Justin Taylor has several links up today about Bible study. One of them takes us to ten ESV Bible Reading Plans including a variety of ways to access them. But the recommendation that interested me the most was the "Bible Reading Plan for Shirkers and Slackers," which sounds like it was designed for me. Taylor links to this pastor's description of the approach:
.... Therefore, let me suggest a new kind of reading plan for 2010, one that writer Margie Haack calls 'The Bible Reading Plan for Slackers and Shirkers' (I love that title!). Advantages to this plan include:
  1. Removing the pressure to 'keep up' with getting through the entire Bible in a year.
  2. Providing variety throughout the week by alternating genres.
  3. Providing continuity by reading the same genre each day of the week.
In a nutshell, here's how it works:
Sundays: Poetry
Mondays: Penteteuch (Genesis through Deuteronomy)
Tuesdays: Old Testament history
Wednesdays: Old Testament history
Thursdays: Old Testament prophets
Fridays: New Testament history
Saturdays: New Testament epistles (letters)

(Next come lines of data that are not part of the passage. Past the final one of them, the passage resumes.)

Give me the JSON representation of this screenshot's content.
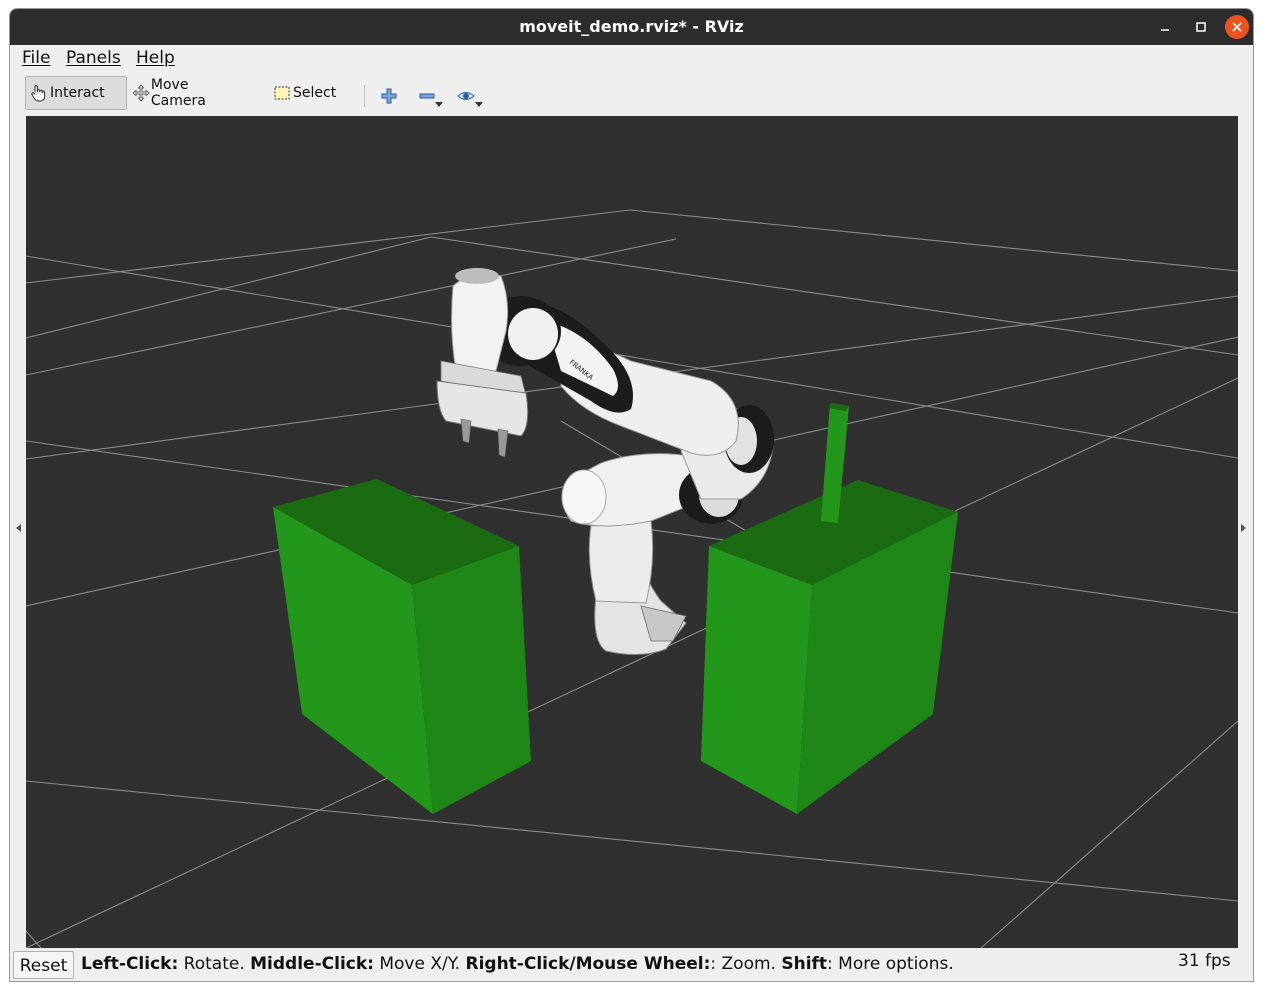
{
  "window": {
    "title": "moveit_demo.rviz* - RViz"
  },
  "menubar": {
    "items": [
      "File",
      "Panels",
      "Help"
    ]
  },
  "toolbar": {
    "interact_label": "Interact",
    "move_camera_label": "Move Camera",
    "select_label": "Select"
  },
  "scene": {
    "robot_brand": "FRANKA",
    "colors": {
      "background": "#303030",
      "grid": "#8a8a8a",
      "box_top": "#1a6b12",
      "box_front": "#23961c",
      "box_side": "#1f8618",
      "robot": "#e8e8e8",
      "joint": "#1a1a1a"
    }
  },
  "statusbar": {
    "reset_label": "Reset",
    "hint": [
      {
        "key": "Left-Click:",
        "text": " Rotate. "
      },
      {
        "key": "Middle-Click:",
        "text": " Move X/Y. "
      },
      {
        "key": "Right-Click/Mouse Wheel:",
        "text": ": Zoom. "
      },
      {
        "key": "Shift",
        "text": ": More options."
      }
    ],
    "fps": "31 fps"
  }
}
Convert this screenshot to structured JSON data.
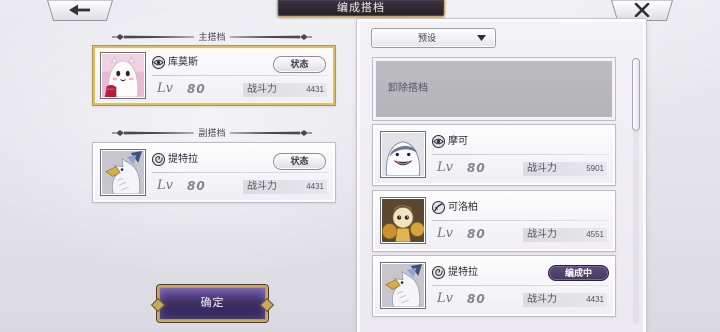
{
  "header": {
    "title": "编成搭档",
    "back_icon": "arrow-left-icon",
    "close_icon": "close-icon"
  },
  "labels": {
    "lv": "Lv",
    "power": "战斗力",
    "status": "状态"
  },
  "left_panel": {
    "main_label": "主搭档",
    "sub_label": "副搭档",
    "main_partner": {
      "name": "库莫斯",
      "element_icon": "eye-element-icon",
      "level": "80",
      "power": "4431",
      "selected": true
    },
    "sub_partner": {
      "name": "提特拉",
      "element_icon": "spiral-element-icon",
      "level": "80",
      "power": "4431",
      "selected": false
    },
    "confirm_label": "确定"
  },
  "right_panel": {
    "preset_label": "预设",
    "preset_caret_icon": "caret-down-icon",
    "unequip_label": "卸除搭档",
    "partners": [
      {
        "name": "摩可",
        "element_icon": "eye-element-icon",
        "level": "80",
        "power": "5901"
      },
      {
        "name": "可洛柏",
        "element_icon": "slash-element-icon",
        "level": "80",
        "power": "4551"
      },
      {
        "name": "提特拉",
        "element_icon": "spiral-element-icon",
        "level": "80",
        "power": "4431",
        "badge": "编成中"
      }
    ]
  },
  "colors": {
    "gold_trim": "#c9a862",
    "selected_border": "#dcbc6d",
    "badge_bg": "#46395e",
    "confirm_bg": "#3f3168",
    "title_bg": "#24202a",
    "unequip_bg": "#b5b4b9"
  }
}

The advantage of this plan is that it provides guidance as we read each day but does not put us on an internal guilt trip if we miss a day - we just pick up with the next reading on the day it happens to be. Also, this plan allows us to see the many interconnections between sections of Scripture. So, as Margie puts it, on the same day you may be reading about God's covenant with Abraham in Genesis and a few days later read Paul's commentary on the Abrahamic covenant in Romans.

Many Bible reading plans are good, but I find this one unusually helpful, for it combines two biblical values which seem to diverge in most plans: discipline and grace. ....
Taylor provides this link to a pdf download of the plan.